The accused ring leader, Heath J. Kellogg, 36, is described as a self-taught graphic artist who goes by the nickname "The Printer."
"For counterfeit artists, it's a craft," Secret Service spokesman Max Milien told ABC News. "With technology, it is easier for them to produce the quality of an actual bill. Many use resume paper because that's the best they can find at the time."
The suspects used a home printer out of Atlanta to create the counterfeit currency, assistant U.S. Attorney Alana Black said.
Bills were spread throughout Georgia, South Carolina, Tennessee and Florida, she said.
"The $1.1 million is just the amount returned to Secret Service traced here, so it's a floor amount," Black told ABC News. "It's unlikely the Secret Service has uncovered every dollar yet."
The suspects used different types of printers for different parts of the counterfeiting process, officials said.
"They created two different layers to simulate the watermark," Black said. "There's even one particular strip on their bills that only shows up under ultraviolet light. All with commercial printers."
Kellogg's alleged multistep print process took detectives months to crack.
Secret Service agents got their first break in May 2011 when an Atlanta based bank sent the agency counterfeit bills that were missing proper serial numbers and watermarks, according to court documents.
Officers then arrested a man in the summer of 2012 when he tried to pass $500 in counterfeit bills allegedly made by Kellogg.
The man became a confidential informer who released names, cell phone numbers and physical descriptions of the counterfeiters to the Secret Service, according to court documents. He eventually helped agents track Kellogg to his home, where they traced toner purchased for the printer that was being used to make the bills along with a new offset press in Kellogg's storage unit, the court documents stated.
Others charged in the case include Kellogg's father, James C. Kellogg, 63, Black said.
"This case exemplifies the negative impact of counterfeit currency to our local and national economy," Special Agent in the Secret Service Atlanta Field Office Reginald G. Moore said. "We will continue to aggressively pursue anyone who violates the faith and trust citizens have in our financial infrastructure."
Each year, the Secret Service confiscates $80 million in counterfeit bills nationally. According to Milien, roughly $2 million of that confiscated cash comes from Georgia each year.
"For Atlanta, this case is a significant amount. It's almost half of the counterfeit currency passed throughout the whole state," Milien said. "They were successful."

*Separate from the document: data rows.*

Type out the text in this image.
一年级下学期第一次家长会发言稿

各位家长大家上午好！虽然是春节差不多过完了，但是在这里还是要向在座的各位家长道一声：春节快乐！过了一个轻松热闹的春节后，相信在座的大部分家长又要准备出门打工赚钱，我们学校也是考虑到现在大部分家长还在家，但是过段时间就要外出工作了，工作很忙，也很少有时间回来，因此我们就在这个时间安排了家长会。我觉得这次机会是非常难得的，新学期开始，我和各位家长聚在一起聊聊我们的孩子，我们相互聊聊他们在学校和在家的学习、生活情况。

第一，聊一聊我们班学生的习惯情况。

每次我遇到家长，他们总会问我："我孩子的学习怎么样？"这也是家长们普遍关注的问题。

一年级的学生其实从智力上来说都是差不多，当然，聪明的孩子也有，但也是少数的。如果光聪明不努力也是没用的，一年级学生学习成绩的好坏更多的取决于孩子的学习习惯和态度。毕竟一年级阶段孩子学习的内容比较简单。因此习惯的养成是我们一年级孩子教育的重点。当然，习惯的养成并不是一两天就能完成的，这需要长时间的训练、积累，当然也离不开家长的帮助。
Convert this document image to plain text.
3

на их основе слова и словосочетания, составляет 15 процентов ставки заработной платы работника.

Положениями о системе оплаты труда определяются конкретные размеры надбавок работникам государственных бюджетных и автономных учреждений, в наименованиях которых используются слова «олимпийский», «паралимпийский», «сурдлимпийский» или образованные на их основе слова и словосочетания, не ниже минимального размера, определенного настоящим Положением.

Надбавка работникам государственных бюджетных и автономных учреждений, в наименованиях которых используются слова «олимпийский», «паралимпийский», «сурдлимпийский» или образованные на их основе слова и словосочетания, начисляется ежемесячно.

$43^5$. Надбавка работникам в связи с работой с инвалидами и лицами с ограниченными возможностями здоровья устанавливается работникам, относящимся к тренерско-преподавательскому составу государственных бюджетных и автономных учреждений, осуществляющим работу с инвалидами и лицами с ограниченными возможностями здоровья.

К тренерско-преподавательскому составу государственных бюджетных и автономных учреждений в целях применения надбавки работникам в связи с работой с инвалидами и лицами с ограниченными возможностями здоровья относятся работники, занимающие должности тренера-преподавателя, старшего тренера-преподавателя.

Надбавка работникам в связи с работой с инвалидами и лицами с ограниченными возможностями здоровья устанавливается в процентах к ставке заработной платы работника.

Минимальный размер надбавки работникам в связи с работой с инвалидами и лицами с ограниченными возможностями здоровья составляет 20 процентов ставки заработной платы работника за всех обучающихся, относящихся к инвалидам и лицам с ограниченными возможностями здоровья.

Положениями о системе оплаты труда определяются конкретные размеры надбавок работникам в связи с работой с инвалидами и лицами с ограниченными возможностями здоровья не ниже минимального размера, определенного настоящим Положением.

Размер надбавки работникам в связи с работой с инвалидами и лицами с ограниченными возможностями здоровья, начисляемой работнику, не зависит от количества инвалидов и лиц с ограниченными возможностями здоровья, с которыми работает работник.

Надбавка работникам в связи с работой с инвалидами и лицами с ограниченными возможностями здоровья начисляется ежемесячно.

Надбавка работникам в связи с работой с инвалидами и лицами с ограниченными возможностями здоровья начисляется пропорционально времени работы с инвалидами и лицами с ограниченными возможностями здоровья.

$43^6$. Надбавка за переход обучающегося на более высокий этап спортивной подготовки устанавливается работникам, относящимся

Kellogg remains in federal custody. All six men have pleaded non-guilty and could face five years in prison for conspiracy charges and a maximum sentence of 20 years in prison for the manufacturing and distribution of counterfeit currency.
Note: ABCNews.com incorrectly reported the alleged ringleader of the counterfeiting operation to be James C. Kellogg. While James Kellogg was arrested and charged with being a suspect in the case, the group's alleged ringleader was his Heath J. Kellogg, prosecutors said.